February 5, 2015

Brookings Gives Recommendations to States Seeking Public-Private Partnerships for Infrastructure Projects

Public infrastructure around the country is in dire need of investment, but funding major infrastructure projects is often practically and politically difficult for states. Consequently, many states have turned to public-private partnerships (P3s) to deliver, finance, and maintain certain infrastructure projects.

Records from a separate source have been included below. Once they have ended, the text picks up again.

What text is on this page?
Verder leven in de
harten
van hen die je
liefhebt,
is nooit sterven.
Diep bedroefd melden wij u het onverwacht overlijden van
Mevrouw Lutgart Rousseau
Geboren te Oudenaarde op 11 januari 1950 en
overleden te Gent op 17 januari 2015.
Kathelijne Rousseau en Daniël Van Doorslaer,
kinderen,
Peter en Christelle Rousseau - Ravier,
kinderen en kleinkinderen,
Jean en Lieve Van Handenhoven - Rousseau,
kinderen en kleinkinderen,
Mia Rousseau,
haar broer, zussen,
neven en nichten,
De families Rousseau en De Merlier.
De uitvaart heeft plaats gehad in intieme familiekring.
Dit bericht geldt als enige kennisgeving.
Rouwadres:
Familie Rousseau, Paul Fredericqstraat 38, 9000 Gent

Some believe that P3s are the answer to the U.S.’s infrastructure challenges, while others view P3s as a private takeover of public assets.  But, according to a recent Brookings report, P3s are neither. Instead, they are “simply another tool for procuring or managing public assets”—a tool which may be well-suited to one project and impractical for another. Along with an overview of P3 agreements, the report provides nine recommendations to guide policymakers in evaluating and executing P3 agreements that serve the public interest.  The recommendations include:
  1. Create a strong legal framework at the state level to ensure that the public sector has authority to execute a deal and that the private sector can mitigate unnecessary political risk;
  2. Prioritize projects based on quantifiable goals and analysis, recognizing that not every project is suitable for a P3;
  3. Understand what the private sector needs, because strong P3s require finding the right alignment of interests;
  4. Create a clear and transparent process, because standardizing processes will create a market for P3s “that provides the public and private sector with a clear roadmap for success;” and
  5. Monitor and learn from the process.